Essas considerações são importantes porque se pode fazer uma questão na perspectiva do modo como as máquinas funcionam e não no modo como as pessoas funcionam ou que se espera que elas funcionem. Por isso, para avaliar se uma situação-problema é boa ou não, temos que julgar se a questão pede solução de problemas, na perspectiva das pessoas ou das máquinas.
ma boa situação-problema, como técnica de avaliação e como concepção de aprendizagem, portanto, deve compor um sistema, ao mesmo tempo, fechado (como um ciclo) e aberto. Fechado como ciclo no sentido de que convida o aluno a percorrer o seguinte percurso no contexto de cada questão: 1) alteração, 2) perturbação, 3) regulação e 4) tomada de decisão (ou formas de compensação). Aberto, no sentido de que propõe trocas ou elementos de reflexão que transcendem os limites da prova e ilustram, ainda que como fragmentos ou lampejos, algo que será sempre maior e mais importante do que as circunstâncias de uma prova, com todos os seus limites e com toda a precariedade de sua realização.

Alteração
A situação-problema,por seu enunciado, cria um contexto que formula uma alteração a ser examinada pelo aluno. Por ser artificial, a situação-problema simula, recorre, inventa ou cria contextos que favorecem a avaliação ou o julgamento de uma dada questão.
Diante de uma alteração, mesmo que artificialmente produzida, podemos ter duas classes de reações. Uma delas expressa-se pela indiferença ou divagação (que impede a compreensão do problema como problema). A segunda classe de reação a uma alteração refere-se à perturbação ou solução ou neutralização do que foi alterado. No contexto de nossas considerações, só interessa a situação-problema que produz uma alteração e que convida o sujeito a reagir ou agir em face da alteração.

Perturbação
Uma perturbação expressa o fato de que uma alteração foi assimilada como um problema, pois, caso contrário, seria suficiente dar a resposta. A perturbação produz um desequilíbrio, rompe com a harmonia do que o sujeito sabia ou pensava sobre um determinado assunto.
Os graus de perturbação oscilam entre um máximo e um mínimo.
Uma boa situação-problema representa, por seu enunciado, a criação de uma perturbação, que altera algo no sujeito e que possibilita, ao propor o conjunto das alternativas, a oportunidade de fechamento do ciclo aberto pelo enunciado.
O que fazemos diante de uma perturbação? A primeira reação refere-se a uma forma negativa de reação. O sujeito desiste, irrita-se, sente-se desqualificado para coordenar as informações ou para aproveitar os indicadores ou dicas oferecidas tanto no enunciado quanto nas alternativas de respostas. Ou seja, a perturbação não gera um trabalho de conhecimento, nem a busca de uma melhor solução. Na segunda classe de reação à perturbação, observamos um trabalho de regulação. Uma boa avaliação deve conter questões ou problemas que mobilizem esse tipo de reação às perturbações. Ou seja, as alternativas apresentadas, em princípio, expressam diferentes soluções ou modos de se compensar uma perturbação, sendo apenas uma delas a que se configura como a melhor solução, nos termos da situação-problema ou tarefa.

Regulação
Regulação é o que fazemos para recuperar o equilíbrio rompido pela pergunta ou problema proposto. Escolher, pelo trabalho da reflexão e de tomada de decisão, a melhor alternativa para uma questão significa realizar uma compensação perfeita, pois recupera o ciclo rompido pela perturbação provocada pela questão.
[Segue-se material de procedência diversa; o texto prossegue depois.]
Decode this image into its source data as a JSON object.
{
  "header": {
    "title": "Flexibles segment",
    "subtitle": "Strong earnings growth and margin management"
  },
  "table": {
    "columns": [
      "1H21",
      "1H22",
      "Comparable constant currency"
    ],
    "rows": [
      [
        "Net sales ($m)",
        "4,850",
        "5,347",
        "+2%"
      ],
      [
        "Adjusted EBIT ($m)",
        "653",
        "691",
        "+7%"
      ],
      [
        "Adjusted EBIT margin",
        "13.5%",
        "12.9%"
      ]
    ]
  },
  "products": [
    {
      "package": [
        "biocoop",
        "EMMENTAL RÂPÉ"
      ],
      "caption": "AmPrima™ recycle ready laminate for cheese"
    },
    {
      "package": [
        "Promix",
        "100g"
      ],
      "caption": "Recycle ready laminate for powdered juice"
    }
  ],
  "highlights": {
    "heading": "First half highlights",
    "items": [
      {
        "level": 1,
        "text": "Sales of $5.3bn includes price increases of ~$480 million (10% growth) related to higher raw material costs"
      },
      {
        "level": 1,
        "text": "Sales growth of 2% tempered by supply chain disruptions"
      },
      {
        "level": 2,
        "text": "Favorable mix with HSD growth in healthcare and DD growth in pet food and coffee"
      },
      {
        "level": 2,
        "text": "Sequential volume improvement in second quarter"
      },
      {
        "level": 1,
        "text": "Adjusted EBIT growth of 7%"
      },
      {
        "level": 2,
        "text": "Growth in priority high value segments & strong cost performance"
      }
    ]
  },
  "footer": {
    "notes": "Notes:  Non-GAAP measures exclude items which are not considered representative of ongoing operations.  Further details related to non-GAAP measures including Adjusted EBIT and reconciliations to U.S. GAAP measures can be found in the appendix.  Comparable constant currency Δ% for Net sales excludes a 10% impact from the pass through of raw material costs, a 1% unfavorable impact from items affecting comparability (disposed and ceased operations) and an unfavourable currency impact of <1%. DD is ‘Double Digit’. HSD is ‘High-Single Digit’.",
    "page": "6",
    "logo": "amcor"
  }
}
Como sabemos, a prova é elaborada em um contexto em que os itens são montados em um formato de múltipla escolha. O enunciado identifica o problema. Há uma lista de cinco alternativas, das quais apenas uma é correta (distratora). Nesse sentido, eu diria que das cinco alternativas de resposta algumas têm relação apenas “contingencial” ao enunciado. Contingencial, pois, ainda que as respostas possam, em si mesmas, ser verdadeiras, não se aplicam ao contexto do problema, como formulado em seu enunciado. Portanto, as respostas têm, nesse caso, uma relação aleatória com o enunciado, tal como proposto. Outras respostas são “possíveis, mas não suficientes”, ou seja, propõem como solução algo que não preenche todas as necessidades que permitem eliminar o problema (resolução).
Por isso, há apenas uma única resposta “possível, necessária e suficiente”, pois é a única que integra, que compensa, ou equilibra a perturbação criada com a proposição.


[1] INEP. ENEM: Fundamentação Teórico-Metodológica. Brasília: O Instituto, 2005.
[2] INEP. ENEM: Fundamentação Teórico-Metodológica. Brasília: O Instituto, 2005.

Competências e Habilidades - Lino Macedo

Competências e habilidades: Elementos para uma reflexão pedagógica[1]
Lino de Macedo

Em textos sobre Educação é freqüente, hoje, o uso dos termos “competências e habilidades”. Por isso, o propósito aqui será analisar, na primeira parte, algumas razões para a importância atual dessas noções e oferecer, quem sabe, elementos para uma reflexão pedagógica sobre o significado de considerarmos a educação na perspectiva desses dois domínios.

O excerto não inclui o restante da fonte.